When, after so much time of talking to her mind, he’d shown up at the hall in person, she’d had a shock of recognition. From her spot along the back wall, she’d watched him walk into the central greeting room, where visitors came to meet the members of the clave. Even then, he wore the purple and gold, the broad wrap of fabric across his forehead. But it was his eyes – the purple, big as moons in her mind’s eye – that made her gasp out loud. I know him, she’d thought.
She’d reached to tug at her mother’s sleeve, to capture her attention, to tell her everything. She still told her mother everything back then. Everything except about the man in her head with the purple eyes. Because he wasn’t real. Just like the ghosts weren’t really real. Like her nightmares where she was drowning weren’t really real either.
But now that he was here, he was real, and that meant telling her mother.
The man from inside her head looked at her across the space. In real here, real now. Zoomed in as though he were inside her head and not standing, flesh and blood and bone, before her.
Hello, little one, he said.
Special.
She never did lift her hand to tell her mother. Looking back, she understands that moment as the one that changed everything.
She stood still through the opening conversation and when her mother said, “And this is my daughter, Aviend,” and the man she would come to know as Rillent Boure said, “It is a true pleasure to meet you,” and took her wrist, she had let him and said only, using every bit of proper manners her mother had taught her, “Iadace. May your cyphers never malfunction.”
Then her mother and Rillent talked about the Convergence, which Rillent said was a threat to all of the claves and all of the people the claves protected, but especially to the clave in the Stere. Rillent offered his services to help the clave protect itself. To help it gain power in preparation for what he called the coming war. She hadn’t really heard much of the rest, though, because it was boring grownup stuff and mostly because she had a new secret. And secrets, she’d learned, are the loudest quietest thing there is.
Much, much later, she learned that she wasn’t the only one with secrets. Rillent had secrets too. And his were far, far louder than hers.
She’d let the monster in, just to feel like she was special in a way that wasn’t solely because she was the daughter of Arch Enpelia.

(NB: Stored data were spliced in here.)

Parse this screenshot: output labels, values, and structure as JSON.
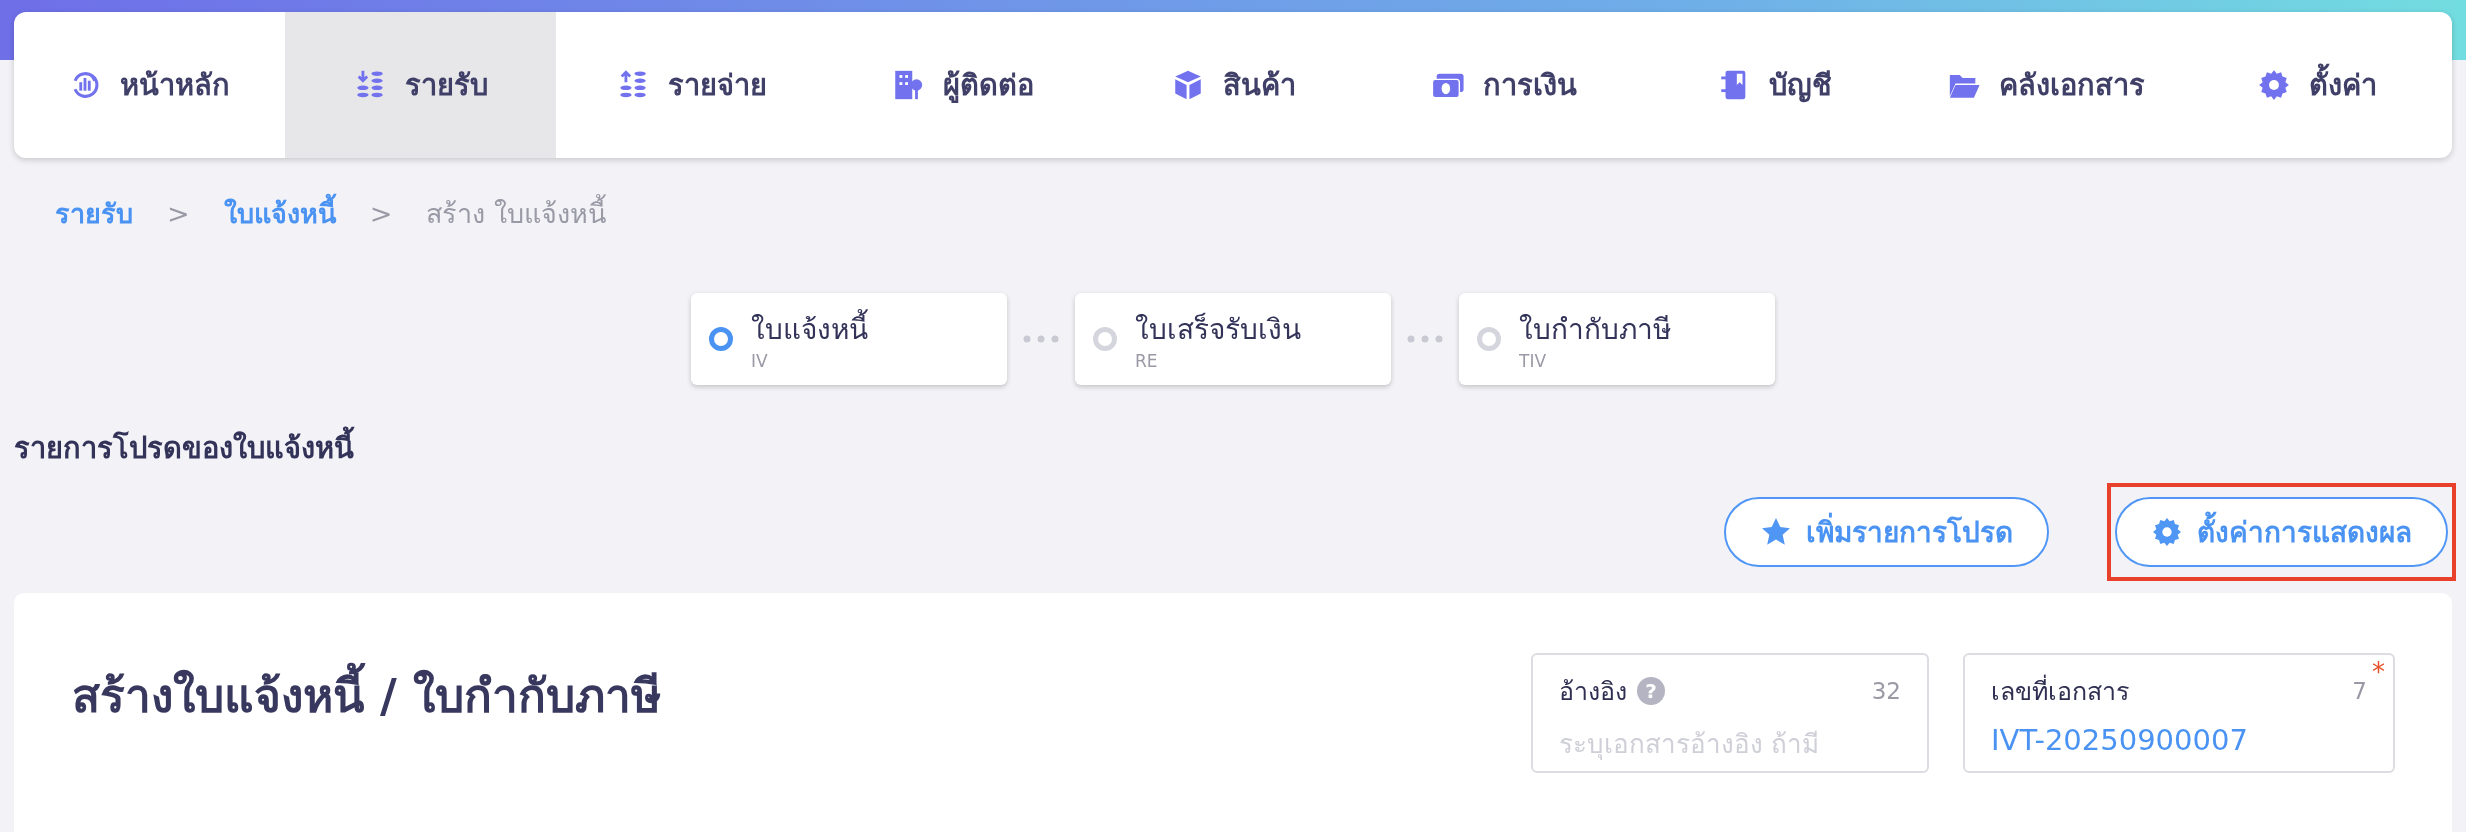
{
  "nav": [
    {
      "label": "หน้าหลัก",
      "kind": "dashboard",
      "selected": false
    },
    {
      "label": "รายรับ",
      "kind": "income",
      "selected": true
    },
    {
      "label": "รายจ่าย",
      "kind": "expense",
      "selected": false
    },
    {
      "label": "ผู้ติดต่อ",
      "kind": "contacts",
      "selected": false
    },
    {
      "label": "สินค้า",
      "kind": "products",
      "selected": false
    },
    {
      "label": "การเงิน",
      "kind": "finance",
      "selected": false
    },
    {
      "label": "บัญชี",
      "kind": "accounts",
      "selected": false
    },
    {
      "label": "คลังเอกสาร",
      "kind": "documents",
      "selected": false
    },
    {
      "label": "ตั้งค่า",
      "kind": "settings",
      "selected": false
    }
  ],
  "breadcrumb": [
    {
      "label": "รายรับ",
      "kind": "link"
    },
    {
      "label": "ใบแจ้งหนี้",
      "kind": "link"
    },
    {
      "label": "สร้าง ใบแจ้งหนี้",
      "kind": "current"
    }
  ],
  "breadcrumb_separator": ">",
  "steps": [
    {
      "title": "ใบแจ้งหนี้",
      "code": "IV",
      "selected": true
    },
    {
      "title": "ใบเสร็จรับเงิน",
      "code": "RE",
      "selected": false
    },
    {
      "title": "ใบกำกับภาษี",
      "code": "TIV",
      "selected": false
    }
  ],
  "favorites_title": "รายการโปรดของใบแจ้งหนี้",
  "buttons": [
    {
      "label": "เพิ่มรายการโปรด",
      "kind": "favorite",
      "highlighted": false
    },
    {
      "label": "ตั้งค่าการแสดงผล",
      "kind": "settings",
      "highlighted": true
    }
  ],
  "page_title": "สร้างใบแจ้งหนี้ / ใบกำกับภาษี",
  "fields": [
    {
      "label": "อ้างอิง",
      "help": "?",
      "count": "32",
      "placeholder": "ระบุเอกสารอ้างอิง ถ้ามี"
    },
    {
      "label": "เลขที่เอกสาร",
      "count": "7",
      "value": "IVT-20250900007",
      "required_mark": "*"
    }
  ]
}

But of course, that was the only reason the monster had chosen her. So that he could use her to kill her mother and take over the clave. To gain power. To destroy everything she loved.
I was only a child.
But she wasn’t. Not at that point. At that point, she’d been on her way to adulthood, to making almost adult choices. That weight is one she bears each day. It is hers and hers alone. She refuses to let anyone else hold it or take it from her. She holds it so tight it makes the mark of her fingernails on her palm. She holds it tight now as she watches Delgha write questions out on her board. Her handwriting is small and perfectly formed.
Why did Rillent pull the destriatch back to the kubric?
How and when will he come for us? * – Faleineir already looking?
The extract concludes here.